On se demande, à présent, comment un dialogue pourrait s’initier, entre deux pôles qui ont atteint un tel degré dans l’invective. Et qui, depuis 2009, se regardent en chiens de faïence, dans un spectacle où la confiance semble perdue pour de bon. Comment dialoguer dans ces conditions ? Que va-t-on se dire qui n’ait été déjà dit ? Après avoir tenté, vainement, d’allécher l’opposition par une élévation de la limite d’âge des candidats à la présidentielle – ce qui permettrait à Ould Daddah et Messaoud de se présenter à la prochaine – le pouvoir s’est retrouvé fort contrit et grise mine, lorsqu’on lui a répondu que cette question n’avait jamais été posée, du moins par les intéressés eux-mêmes. Et le voilà, pour tenter de relancer la sauce, à faire, de nouveau, miroiter les idées de supprimer le Sénat, dissoudre les assemblées, organiser des élections législatives et municipales anticipées… Des « fuites » savamment orchestrées sur certains sites. Une façon d’appâter des partis que la non-représentation au Parlement prive de subventions. Chou blanc là aussi. Personne n’a accouru. Le FNDU campe sur ses positions.

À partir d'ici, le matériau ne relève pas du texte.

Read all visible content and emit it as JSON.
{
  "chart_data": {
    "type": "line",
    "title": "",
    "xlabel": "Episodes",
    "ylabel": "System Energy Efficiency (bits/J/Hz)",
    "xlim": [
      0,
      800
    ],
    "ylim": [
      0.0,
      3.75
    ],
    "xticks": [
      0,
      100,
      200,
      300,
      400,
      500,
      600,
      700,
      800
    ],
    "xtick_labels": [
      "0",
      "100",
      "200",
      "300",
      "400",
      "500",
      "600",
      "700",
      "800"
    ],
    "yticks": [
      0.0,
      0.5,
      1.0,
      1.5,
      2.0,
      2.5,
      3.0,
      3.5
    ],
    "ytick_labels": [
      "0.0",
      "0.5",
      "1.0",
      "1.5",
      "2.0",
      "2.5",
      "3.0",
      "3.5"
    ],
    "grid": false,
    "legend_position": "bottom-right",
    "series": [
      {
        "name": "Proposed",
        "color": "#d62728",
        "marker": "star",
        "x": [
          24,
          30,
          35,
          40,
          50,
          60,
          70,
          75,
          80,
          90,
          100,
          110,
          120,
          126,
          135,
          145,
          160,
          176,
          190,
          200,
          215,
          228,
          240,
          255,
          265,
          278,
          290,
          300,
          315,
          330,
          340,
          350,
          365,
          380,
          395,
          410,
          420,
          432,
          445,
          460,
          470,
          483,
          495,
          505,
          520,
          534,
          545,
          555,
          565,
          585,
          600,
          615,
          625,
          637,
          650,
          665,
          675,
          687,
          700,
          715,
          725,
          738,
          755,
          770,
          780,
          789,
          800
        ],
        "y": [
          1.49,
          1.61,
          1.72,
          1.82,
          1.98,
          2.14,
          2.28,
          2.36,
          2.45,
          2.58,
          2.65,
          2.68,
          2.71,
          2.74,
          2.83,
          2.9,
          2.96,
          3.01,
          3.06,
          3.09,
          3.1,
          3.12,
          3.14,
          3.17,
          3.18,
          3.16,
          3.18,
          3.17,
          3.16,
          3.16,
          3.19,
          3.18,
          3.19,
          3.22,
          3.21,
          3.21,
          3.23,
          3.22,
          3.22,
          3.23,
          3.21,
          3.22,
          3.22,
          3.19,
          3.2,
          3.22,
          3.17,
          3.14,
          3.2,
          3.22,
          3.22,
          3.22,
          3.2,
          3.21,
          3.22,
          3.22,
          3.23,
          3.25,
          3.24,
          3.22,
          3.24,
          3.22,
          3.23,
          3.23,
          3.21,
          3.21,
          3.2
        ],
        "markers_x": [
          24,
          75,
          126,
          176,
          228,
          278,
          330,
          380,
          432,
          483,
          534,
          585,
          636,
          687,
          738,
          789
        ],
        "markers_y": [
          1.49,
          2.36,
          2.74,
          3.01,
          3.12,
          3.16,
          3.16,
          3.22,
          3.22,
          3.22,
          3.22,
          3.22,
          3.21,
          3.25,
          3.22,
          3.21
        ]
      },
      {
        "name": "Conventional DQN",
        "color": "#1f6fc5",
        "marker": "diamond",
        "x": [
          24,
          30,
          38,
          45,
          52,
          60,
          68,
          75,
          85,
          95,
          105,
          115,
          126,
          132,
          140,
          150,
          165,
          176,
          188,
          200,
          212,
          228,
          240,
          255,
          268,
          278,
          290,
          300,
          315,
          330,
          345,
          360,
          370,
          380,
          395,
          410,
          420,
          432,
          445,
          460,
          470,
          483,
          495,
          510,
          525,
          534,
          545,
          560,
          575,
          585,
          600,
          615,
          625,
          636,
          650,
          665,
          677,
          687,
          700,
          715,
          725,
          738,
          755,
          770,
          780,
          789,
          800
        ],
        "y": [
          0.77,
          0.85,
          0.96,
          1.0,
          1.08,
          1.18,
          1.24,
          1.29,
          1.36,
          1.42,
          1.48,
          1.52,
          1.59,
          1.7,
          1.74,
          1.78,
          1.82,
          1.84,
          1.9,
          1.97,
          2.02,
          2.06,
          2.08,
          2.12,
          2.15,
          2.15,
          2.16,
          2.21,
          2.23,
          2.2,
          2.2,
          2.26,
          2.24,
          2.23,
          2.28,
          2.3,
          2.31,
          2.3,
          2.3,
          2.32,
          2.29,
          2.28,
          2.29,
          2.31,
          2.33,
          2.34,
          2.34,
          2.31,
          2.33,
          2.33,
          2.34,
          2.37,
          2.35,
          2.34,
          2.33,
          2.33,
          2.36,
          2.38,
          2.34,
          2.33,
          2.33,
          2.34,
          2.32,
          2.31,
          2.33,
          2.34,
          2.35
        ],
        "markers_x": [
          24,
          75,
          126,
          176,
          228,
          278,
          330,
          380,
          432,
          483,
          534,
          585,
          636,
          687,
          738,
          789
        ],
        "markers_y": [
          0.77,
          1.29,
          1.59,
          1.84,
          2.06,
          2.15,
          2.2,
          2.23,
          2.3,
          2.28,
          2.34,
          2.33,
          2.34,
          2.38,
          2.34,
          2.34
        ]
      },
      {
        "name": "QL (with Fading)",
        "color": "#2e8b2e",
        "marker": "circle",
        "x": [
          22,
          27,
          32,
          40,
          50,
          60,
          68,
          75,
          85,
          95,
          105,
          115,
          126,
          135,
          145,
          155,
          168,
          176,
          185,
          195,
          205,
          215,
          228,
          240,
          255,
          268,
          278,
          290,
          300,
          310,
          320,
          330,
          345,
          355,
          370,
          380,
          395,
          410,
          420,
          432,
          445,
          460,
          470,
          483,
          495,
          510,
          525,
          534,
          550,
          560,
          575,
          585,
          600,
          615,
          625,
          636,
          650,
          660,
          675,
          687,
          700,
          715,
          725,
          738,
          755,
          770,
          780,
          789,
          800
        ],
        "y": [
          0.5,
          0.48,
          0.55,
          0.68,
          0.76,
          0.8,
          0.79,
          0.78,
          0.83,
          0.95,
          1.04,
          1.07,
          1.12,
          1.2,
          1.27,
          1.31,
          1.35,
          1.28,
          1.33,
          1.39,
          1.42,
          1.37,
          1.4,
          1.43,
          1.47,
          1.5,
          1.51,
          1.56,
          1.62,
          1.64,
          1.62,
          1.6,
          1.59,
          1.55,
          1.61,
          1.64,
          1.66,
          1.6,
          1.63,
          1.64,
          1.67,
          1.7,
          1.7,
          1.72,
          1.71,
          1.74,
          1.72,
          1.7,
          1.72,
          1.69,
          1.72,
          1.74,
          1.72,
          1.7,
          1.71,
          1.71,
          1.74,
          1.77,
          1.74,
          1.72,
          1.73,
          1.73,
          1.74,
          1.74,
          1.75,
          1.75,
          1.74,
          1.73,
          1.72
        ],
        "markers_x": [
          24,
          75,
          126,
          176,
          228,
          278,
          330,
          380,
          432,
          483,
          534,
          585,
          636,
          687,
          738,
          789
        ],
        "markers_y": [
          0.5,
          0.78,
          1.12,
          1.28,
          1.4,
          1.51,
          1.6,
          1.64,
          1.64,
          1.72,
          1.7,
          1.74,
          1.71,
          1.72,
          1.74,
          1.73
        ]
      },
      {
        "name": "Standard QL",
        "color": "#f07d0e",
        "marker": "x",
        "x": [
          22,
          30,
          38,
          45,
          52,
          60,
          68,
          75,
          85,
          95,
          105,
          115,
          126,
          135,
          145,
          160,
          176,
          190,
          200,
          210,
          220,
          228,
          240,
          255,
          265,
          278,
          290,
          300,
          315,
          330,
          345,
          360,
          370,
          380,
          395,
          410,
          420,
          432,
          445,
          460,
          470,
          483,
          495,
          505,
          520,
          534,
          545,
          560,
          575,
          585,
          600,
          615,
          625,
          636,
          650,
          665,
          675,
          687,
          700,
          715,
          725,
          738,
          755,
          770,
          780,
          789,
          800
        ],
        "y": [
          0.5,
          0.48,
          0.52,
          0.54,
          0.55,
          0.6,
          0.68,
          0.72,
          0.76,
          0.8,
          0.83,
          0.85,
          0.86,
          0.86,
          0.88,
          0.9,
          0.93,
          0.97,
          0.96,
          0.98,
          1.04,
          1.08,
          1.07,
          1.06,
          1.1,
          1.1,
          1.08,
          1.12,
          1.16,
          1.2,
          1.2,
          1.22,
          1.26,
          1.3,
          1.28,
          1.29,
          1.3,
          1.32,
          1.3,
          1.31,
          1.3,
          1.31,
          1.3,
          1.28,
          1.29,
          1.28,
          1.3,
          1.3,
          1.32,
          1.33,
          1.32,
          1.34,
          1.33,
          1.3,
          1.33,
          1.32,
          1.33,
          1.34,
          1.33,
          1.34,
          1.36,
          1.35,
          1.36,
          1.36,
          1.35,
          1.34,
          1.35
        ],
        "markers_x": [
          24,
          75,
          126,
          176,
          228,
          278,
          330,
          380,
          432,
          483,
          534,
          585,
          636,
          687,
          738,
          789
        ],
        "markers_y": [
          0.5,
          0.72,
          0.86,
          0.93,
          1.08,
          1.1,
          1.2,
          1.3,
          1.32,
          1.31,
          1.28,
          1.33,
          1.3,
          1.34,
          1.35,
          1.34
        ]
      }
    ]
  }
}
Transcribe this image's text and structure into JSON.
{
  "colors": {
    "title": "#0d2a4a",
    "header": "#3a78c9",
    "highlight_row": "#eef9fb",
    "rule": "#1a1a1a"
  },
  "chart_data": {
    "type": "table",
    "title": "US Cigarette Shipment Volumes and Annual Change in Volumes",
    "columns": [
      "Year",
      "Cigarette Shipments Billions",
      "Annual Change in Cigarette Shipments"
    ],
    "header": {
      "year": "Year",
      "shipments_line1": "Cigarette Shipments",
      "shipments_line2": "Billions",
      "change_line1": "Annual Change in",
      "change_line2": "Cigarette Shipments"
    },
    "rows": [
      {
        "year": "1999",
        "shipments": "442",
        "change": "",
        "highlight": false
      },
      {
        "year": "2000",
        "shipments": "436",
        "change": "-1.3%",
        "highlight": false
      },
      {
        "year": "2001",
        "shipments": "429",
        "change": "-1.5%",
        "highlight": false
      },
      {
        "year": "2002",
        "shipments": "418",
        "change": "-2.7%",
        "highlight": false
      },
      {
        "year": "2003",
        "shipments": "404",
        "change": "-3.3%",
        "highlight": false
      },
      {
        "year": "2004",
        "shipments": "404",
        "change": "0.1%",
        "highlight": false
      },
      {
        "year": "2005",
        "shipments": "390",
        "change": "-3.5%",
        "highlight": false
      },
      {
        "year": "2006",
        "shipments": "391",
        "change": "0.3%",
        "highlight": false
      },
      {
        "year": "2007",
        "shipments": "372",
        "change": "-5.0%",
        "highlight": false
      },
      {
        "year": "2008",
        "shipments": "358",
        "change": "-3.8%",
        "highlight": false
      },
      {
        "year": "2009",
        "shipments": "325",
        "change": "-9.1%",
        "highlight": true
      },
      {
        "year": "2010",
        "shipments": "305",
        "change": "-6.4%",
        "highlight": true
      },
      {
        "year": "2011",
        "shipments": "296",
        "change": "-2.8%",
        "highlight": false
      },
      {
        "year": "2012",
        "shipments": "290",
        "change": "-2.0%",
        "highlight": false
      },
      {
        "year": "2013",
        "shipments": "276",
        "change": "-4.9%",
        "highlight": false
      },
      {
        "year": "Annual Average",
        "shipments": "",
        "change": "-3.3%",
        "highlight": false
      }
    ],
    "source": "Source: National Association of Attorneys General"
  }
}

Est-ce avec l’illusion de l‘en déloger que le ministre secrétaire de la Présidence, décrété monsieur Dialogue du pouvoir, a fixé, unilatéralement, dans son courrier au Front, la date du 7 Septembre, en date-butoir pour l’ouverture officielle des discussions ? Si le ridicule ne tue pas, c’est aussi qu’il peut, parfois, cacher anguille sous roche. Ce pourrait être : vous voilà, FNDU, devant l’alternative de baisser culotte ou de nous laisser les mains libres pour dialoguer avec qui nous voulons dialoguer. 2019, ça se prépare dès maintenant. Si vous ne voulez pas en discuter, dites-le, une fois pour toutes, on trouvera bien, moyennant arrangements, une bonne petite dose de partis et autres partillons pour nous faire savoir la volonté du peuple souverain. La constitution, comme les Accords de Dakar, ce n’est pas le Coran. Comme toute œuvre humaine, elle est donc perfectible. Suivez mon regard!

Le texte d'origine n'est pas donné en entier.